Lukin moved between them, murmuring, "No, no, don't let them see this." Lukin assumed he was always being watched. He ordered the bodyguard to put the gun away but kept his huge hand on Eddie's chest until the gun was holstered. A smudge of ink, a Russian prison mark, stained the web of his hand.

"Why you do that bullshit, Eddie?" the standing bodyguard said. "Pavel's just doing his job."

"No, he wasn't," Eddie said. "I know what he was doing."

Pavel's face was ashen. His left eye had already begun to puff up. He pointed up at Eddie and growled something that was clearly a threat in any language. Lukin ordered him to shut his mouth. Still sucking air, Pavel grabbed the wooden rail and pulled himself to his feet.

The goons who surrounded Lukin had always made it clear they didn't like the non-Russian in the organization. But Lukin knew that Russian criminals changed alliances more often than their underwear. It was one of the reasons he'd hired Eddie. He knew that it was loyalty, no matter how misguided, that had forced Eddie out of the NYPD.

Lukin motioned for Eddie to walk with him. They turned around quickly, heading back toward Coney Island. Lukin liked to stay in between Coney and Brighton to cut down on surveillance possibilities. Eddie flexed his right hand, examining the small, brittle bones. He could smell Pavel's cheap cologne on his knuckles.

"No word on your daughter?" the old man asked.

"Nothing," Eddie said.

"And now you've come to find out who you should kill."

Eddie didn't know what to expect from his former boss. The old man didn't owe him anything. Lukin had hired him after his forced resignation from the NYPD and Eileen's cancer diagnosis. These events, and other sins, had become nightmares Eddie could no longer drink away. Becoming Lukin's overpaid courier had given him a solid place to stand.

"First, I'll get my daughter back," Eddie said.

The bodyguards were behind them now, talking angrily in Russian. Eddie checked the back of his neck for blood. Pavel's fingernails had dug into his skin.

"I have no one left to help you fight this animal," said the old man. "These two idiots behind us, maybe six others. He's taken everything else."

"Then it is Borodenko," Eddie said.

"Borodenko is in Moscow, but that means nothing. My sources tell me certain things today. He runs this show one hundred percent."

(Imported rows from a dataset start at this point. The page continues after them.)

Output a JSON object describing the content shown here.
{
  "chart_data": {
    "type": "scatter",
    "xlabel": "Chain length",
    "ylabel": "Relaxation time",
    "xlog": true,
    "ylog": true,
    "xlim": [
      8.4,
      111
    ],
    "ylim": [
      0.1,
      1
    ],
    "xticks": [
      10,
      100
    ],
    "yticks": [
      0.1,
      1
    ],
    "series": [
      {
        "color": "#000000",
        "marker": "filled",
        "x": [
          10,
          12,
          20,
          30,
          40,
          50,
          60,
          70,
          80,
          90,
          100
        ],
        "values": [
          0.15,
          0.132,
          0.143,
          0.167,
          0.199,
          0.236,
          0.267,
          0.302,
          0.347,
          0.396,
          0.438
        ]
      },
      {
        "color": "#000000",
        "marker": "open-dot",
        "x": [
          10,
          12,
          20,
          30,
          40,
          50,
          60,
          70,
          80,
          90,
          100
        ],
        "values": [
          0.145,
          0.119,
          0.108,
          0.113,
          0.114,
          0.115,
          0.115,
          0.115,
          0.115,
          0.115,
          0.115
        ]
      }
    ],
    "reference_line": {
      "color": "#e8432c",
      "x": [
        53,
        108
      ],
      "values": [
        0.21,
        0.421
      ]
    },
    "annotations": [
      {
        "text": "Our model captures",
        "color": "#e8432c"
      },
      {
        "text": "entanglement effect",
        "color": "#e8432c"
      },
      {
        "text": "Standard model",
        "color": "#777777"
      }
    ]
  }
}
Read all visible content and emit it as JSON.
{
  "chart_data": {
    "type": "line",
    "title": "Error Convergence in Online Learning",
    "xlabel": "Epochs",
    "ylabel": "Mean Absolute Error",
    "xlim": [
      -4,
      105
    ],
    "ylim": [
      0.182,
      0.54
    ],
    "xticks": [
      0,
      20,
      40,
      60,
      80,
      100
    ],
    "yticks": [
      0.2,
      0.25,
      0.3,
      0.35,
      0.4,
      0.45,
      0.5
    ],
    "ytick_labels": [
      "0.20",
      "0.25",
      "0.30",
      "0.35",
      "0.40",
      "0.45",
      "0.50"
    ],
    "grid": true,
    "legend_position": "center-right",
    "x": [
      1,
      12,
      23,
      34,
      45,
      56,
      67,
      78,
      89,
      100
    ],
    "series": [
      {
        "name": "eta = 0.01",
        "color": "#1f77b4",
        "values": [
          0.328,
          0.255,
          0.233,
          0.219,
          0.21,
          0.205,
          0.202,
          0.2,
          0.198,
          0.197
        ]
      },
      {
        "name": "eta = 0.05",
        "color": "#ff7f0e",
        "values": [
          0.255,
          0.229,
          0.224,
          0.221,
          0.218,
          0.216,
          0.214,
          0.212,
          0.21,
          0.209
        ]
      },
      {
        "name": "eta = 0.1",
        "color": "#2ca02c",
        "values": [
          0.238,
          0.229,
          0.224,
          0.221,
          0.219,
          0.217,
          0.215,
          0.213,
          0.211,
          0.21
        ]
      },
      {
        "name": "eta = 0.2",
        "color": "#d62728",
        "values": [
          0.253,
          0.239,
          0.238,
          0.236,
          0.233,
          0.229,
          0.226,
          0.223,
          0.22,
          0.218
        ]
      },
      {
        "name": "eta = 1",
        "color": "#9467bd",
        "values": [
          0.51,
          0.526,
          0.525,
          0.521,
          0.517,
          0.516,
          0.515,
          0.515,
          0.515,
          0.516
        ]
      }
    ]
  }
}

"You still have sources inside his operation?"

"For what I pay, they should kiss my feet."

Yuri Borodenko was a flashy thug who loved to cruise the Brighton Beach nightclubs, showing off his stunning young wife, a former Russian model. Although in the United States only five years, he'd amassed a fortune through extortion and brutality. He was known to walk into local businesses wielding a cattle prod, announcing he was the new partner. An ethnic Russian, Borodenko got rich by terrorizing his own people.